Justin Raimondo, "The
Dean Deception"
Jeez,
you'd think this was about something important, not just our
quadrennial game of pin the crown on the Caesar. So Dean is
slithering towards The New Republic, so his recent musings
on Iraq evoke Bill Kristol's "generational
commitment," so he says we owe Israel
and Liberia
our blood and what's
left of our treasure. So what? If American history teaches
us anything, it's that regarding foreign policy, what candidates
profess on the stump is nearly the opposite of what they
do in the White House. With that in mind, Dean could
turn out to be the least belligerent president since Warren
Harding.
Look
at the "peace" candidates who actually won in the
last century. Woodrow
Wilson clinched a tight race in 1916 by pledging not to
feed Europe's abattoir. Franklin Roosevelt beat his straw opponent
of 1940, a proto-neoconservative,
by recycling Wilson's pledge. Lyndon Johnson pulled a rout by
telling American mothers he would never
send their boys to do what expendable proxies could do on the
cheap. No one ever bellows from November's dais, "If
you elect me, your soaring taxes will build
a cage around the Palestinians! Your children will impose
democracy on Iran! I will sponsor covert wars in Colombia,
Peru,
and a thousand other nests of future blowback! I will give weapons
to bloodthirsty
a**holes
to achieve dubious short-term goals! My successors will compare
those a**holes to Hitler, then send your grandkids to die deposing
them!" This is the sort of result we always get, but it's
not what candidates offer the gullible throng. Oh, they peddle
spectacular visions, including the abolition of toil, discomfort,
and the grave itself, but they never promise voters the one
thing they can always deliver: more war.
But
what if they did promise war, unabashedly pointless war without
end? Presenting
candidate Dean. The fact that he's pushing an anything-but-humble
foreign policy should be music to antiwar ears. We must
remember that this is the
age of Strauss. As the historical examples above indicate,
politicians have always lied, but they once did so in a milieu
of belief. No longer. Thanks to the work of such able disciples
as Paul
Wolfowitz, the Straussian gospel of the "noble lie"
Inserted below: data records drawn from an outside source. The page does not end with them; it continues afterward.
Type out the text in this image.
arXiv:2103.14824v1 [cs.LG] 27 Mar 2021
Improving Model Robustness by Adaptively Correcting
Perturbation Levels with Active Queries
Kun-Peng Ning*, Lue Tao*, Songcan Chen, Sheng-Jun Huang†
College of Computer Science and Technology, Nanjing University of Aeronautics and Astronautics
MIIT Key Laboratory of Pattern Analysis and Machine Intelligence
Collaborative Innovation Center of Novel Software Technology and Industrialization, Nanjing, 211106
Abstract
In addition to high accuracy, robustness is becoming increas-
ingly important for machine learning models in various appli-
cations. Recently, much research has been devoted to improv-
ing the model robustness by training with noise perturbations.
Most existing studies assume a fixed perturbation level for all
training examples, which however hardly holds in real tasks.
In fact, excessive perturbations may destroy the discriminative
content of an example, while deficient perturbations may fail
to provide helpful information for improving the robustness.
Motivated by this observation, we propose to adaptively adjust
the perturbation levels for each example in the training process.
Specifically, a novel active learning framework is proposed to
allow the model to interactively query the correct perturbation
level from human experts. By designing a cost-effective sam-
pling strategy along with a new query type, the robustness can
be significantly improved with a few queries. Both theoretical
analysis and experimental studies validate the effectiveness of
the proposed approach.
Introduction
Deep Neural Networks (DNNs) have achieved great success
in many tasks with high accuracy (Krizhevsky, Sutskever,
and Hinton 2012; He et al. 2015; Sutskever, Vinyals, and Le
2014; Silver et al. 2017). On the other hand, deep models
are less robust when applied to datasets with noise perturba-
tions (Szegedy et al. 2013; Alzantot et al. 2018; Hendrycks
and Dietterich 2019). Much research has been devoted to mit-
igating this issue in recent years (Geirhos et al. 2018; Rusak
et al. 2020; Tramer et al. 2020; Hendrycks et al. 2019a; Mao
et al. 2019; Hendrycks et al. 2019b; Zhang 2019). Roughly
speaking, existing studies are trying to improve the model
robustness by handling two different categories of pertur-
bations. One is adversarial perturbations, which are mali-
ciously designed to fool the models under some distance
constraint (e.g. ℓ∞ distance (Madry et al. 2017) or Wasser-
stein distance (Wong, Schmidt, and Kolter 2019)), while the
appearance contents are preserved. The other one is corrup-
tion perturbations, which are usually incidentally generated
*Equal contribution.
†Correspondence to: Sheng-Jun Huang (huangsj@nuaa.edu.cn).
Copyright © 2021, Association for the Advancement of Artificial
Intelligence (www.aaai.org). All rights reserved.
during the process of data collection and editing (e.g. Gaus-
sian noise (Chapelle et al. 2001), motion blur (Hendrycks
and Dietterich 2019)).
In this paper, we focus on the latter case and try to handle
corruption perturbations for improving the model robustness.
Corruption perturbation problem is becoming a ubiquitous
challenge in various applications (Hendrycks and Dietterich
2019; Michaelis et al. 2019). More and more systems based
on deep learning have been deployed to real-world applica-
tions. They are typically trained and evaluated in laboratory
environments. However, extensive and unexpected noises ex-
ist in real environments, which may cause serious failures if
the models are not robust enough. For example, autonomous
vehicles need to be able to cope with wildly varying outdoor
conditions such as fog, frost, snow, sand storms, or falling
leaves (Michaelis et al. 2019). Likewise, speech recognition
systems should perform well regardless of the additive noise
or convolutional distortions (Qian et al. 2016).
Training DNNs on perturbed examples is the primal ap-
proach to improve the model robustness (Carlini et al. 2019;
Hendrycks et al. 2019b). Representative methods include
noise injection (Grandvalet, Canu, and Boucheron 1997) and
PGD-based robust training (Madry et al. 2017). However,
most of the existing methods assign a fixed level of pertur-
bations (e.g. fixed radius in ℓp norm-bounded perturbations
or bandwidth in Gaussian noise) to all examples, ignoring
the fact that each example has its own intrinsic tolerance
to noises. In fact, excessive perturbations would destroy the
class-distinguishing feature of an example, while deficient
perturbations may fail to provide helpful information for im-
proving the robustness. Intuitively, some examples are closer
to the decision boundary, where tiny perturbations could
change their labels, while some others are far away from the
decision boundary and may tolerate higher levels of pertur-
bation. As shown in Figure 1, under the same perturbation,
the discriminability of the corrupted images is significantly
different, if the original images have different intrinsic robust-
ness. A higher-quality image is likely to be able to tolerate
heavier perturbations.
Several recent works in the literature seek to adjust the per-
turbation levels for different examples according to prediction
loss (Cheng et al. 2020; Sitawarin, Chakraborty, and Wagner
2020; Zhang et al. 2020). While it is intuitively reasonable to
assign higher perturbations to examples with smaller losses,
has become the dominant paradigm (no, I don't like the word
either, but one can't think big thoughts without it). Today's
hip citizen understands that when a government spokesman says
"X has weapons of mass destruction," this really means
that X wouldn't know yellowcake
from carrot cake. When the president claims to be stamping out
terrorism, he's actually accepting the blame for terrorist acts
to come. When Dean
says, "Our long range foreign policy ought to embrace
nation building, not run from it," surely he means, "The
great rule of conduct for us, in regard to foreign nations,
is in extending our commercial relations to have with them as
little political connection as possible." He just can't
say so directly. Dishonesty is the new truth.
Unfortunately,
we're not all Straussians yet, so finding each other in a crowd
is still difficult. If Dean is not lying, then supporting him
would be a mistake. Of course, given the alternatives,
who cares? At least Dean could give us a little suspense.